Chief Justice John G. Roberts Jr. says the Supreme Court must be careful about getting caught up in election disputes over new theories, making it seem like the court is partisan, threatening its legitimacy said it was possible.
In a 2017 discussion about the consequences of adopting one method of measuring partisan gerrymandering, he said, "The smart people on the street would say that's ridiculous." "It must have been because the Supreme Court favored Democrats over Republicans. In the eyes of the court, it would do very serious harm to the standing and integrity of this court's decision."
The theory of the new lawsuit, Moore v. Harper, No. 21-1271, gives the legislatures independent powers not subject to review by state courts, allowing them to set any kind of electoral rule contrary to the state constitution. increase. The map of Congress is distorted by partisan gerrymandering.
The lawsuit, scheduled to be debated on Dec. 7, concerns a voting map drawn up by the North Carolina legislature and was dismissed by the state's Supreme Court as partisan gerrymandering. Republicans seeking to restore the legislative map argued that state courts had no power to act.
This theory is based on an interpretation of the constitutional election clause.
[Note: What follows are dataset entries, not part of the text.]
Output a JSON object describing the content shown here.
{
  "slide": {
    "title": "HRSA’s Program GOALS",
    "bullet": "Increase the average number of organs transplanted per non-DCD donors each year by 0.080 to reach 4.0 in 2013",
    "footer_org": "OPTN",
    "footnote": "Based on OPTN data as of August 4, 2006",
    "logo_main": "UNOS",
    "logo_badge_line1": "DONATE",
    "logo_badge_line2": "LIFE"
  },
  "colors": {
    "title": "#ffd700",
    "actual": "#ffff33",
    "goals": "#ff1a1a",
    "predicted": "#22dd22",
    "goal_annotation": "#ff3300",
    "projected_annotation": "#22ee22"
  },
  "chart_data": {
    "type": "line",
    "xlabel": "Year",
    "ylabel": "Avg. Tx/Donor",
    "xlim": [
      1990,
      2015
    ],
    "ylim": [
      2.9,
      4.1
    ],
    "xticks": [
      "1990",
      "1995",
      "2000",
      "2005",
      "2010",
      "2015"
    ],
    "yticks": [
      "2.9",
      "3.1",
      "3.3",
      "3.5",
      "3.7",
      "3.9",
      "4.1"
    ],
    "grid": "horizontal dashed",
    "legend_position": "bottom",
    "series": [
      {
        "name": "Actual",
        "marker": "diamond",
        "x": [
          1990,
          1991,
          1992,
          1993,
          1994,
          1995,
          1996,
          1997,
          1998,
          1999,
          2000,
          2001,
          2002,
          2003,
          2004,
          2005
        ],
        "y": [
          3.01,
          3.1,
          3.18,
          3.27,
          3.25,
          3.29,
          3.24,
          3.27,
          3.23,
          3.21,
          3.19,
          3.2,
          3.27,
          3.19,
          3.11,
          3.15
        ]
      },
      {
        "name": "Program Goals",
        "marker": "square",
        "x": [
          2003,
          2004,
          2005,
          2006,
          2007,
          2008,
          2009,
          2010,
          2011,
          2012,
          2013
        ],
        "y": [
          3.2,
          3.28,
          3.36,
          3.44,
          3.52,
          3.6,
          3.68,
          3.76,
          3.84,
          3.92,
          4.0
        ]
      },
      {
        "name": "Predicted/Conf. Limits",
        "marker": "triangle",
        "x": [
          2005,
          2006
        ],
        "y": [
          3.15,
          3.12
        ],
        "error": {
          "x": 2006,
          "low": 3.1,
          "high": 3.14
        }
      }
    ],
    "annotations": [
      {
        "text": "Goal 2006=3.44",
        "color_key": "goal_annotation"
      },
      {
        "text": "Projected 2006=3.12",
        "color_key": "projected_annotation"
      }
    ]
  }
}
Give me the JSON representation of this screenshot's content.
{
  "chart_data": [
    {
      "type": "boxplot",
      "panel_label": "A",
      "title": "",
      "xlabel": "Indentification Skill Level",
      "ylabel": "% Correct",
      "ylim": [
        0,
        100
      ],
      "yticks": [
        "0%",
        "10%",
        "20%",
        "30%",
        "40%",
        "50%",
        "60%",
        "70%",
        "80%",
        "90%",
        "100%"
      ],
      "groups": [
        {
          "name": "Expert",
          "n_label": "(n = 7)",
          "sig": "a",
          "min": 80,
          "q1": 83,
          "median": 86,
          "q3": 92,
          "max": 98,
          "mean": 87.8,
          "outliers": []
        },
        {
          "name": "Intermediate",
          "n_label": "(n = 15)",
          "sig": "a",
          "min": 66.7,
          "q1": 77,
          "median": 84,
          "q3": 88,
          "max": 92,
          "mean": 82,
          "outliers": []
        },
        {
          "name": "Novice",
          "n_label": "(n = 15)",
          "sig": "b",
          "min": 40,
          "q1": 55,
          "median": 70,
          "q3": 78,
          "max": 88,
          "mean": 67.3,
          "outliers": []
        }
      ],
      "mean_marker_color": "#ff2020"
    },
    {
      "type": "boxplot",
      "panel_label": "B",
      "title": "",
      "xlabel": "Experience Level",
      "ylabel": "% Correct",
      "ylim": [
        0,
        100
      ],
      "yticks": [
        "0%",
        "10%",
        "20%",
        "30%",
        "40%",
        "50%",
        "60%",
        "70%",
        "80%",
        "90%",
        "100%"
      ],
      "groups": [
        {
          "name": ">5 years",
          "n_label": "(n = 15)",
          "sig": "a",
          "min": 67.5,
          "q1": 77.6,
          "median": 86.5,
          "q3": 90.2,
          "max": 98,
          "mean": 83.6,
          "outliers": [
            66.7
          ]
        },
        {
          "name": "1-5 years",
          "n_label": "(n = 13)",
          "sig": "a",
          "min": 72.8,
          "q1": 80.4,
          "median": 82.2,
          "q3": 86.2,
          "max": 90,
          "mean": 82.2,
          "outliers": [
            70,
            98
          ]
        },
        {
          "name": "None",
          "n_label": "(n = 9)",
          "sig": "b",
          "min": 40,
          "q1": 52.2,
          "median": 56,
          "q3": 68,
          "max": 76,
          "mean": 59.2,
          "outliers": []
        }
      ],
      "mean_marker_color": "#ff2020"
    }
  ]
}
The article states that "the time, place, and manner in which elections for Senators and Representatives shall be held shall be prescribed by the legislative branch of each state."
If the Supreme Court recognizes that the legislative branch is the only agency of state government that matters in elections, attorneys at the Brennan Center for Judiciary will scrutinize the myriad provisions of the state constitution, decisions of state courts, and state election administrators. the policy will be questioned.
"The laws and practices it jeopardizes range from the right to secret voting in many state constitutions, from independent re-election commissions in Arizona and California, from ranked-choice ballots in Alaska and Maine to Michigan and Nevada. From state automated voter registration, detailed rules for maintaining voter lists in Indiana and Iowa, to automated voting machine testing procedures in Montana and Ohio.”
If the Supreme Court upholds its theory, the question of whether these laws and practices are viable will need to be answered by a federal judge.
"Only two actors, the state legislatures and the federal courts, will remain with unequivocal powers of law," the Center's brief said, adding, "This new broader federal role in overseeing elections will provide a broader public perspective on election legitimacy." There will be a heavy price to pay for the recognition of Both courts and election results. ”
In a separate abstract, veteran Republican election attorney Benjamin L. Ginsburg warned that accepting the independent legislature's theory would "exponentially increase the volume of litigation." He added: But it's bad for everyone else. ”
Richard L. Heysen, an election law expert at the University of California, Los Angeles, wrote in a separate abstract that judges should be mindful of both the volume of litigation a theory brings and the speed of litigation.
“U.S. election litigation has already reached record highs, with a nearly 26% increase in the 2020 election period compared to the 2016 election period, and a record high in the period since the contested 2000 election. has almost tripled,” writes Professor Hasen. He added: -Relevant motions are on the emergency docket. ”
Emergency dockets, which critics call shadow dockets, typically deliver brief judgments with little or no reasoning based on hastily written statements or oral arguments. No one expects the courts to do their best in such situations. If the Supreme Court adopted the doctrine of independent state courts, Professor Hasen writes:
Just three years ago, in Rucho v. Common Cause, Chief Justice Roberts, writing on behalf of the Supreme Court's conservative majority, argued that federal courts should not be held accountable when adjudicating a challenge to partisan gerrymandering. I said no role. He added that complaints about partisan gerrymandering can be addressed in state courts.
"Our conclusions do not condone excessive partisan gerrymandering," he wrote. “Nor do our conclusions condemn complaints about electoral divisions echoing in vain. States, for example, are actively addressing the issue on several fronts.”
Seemingly anticipating and rejecting the theory of independent state legislatures, he wrote that "state law and state constitutional provisions can provide the standards and guidelines to which state courts apply."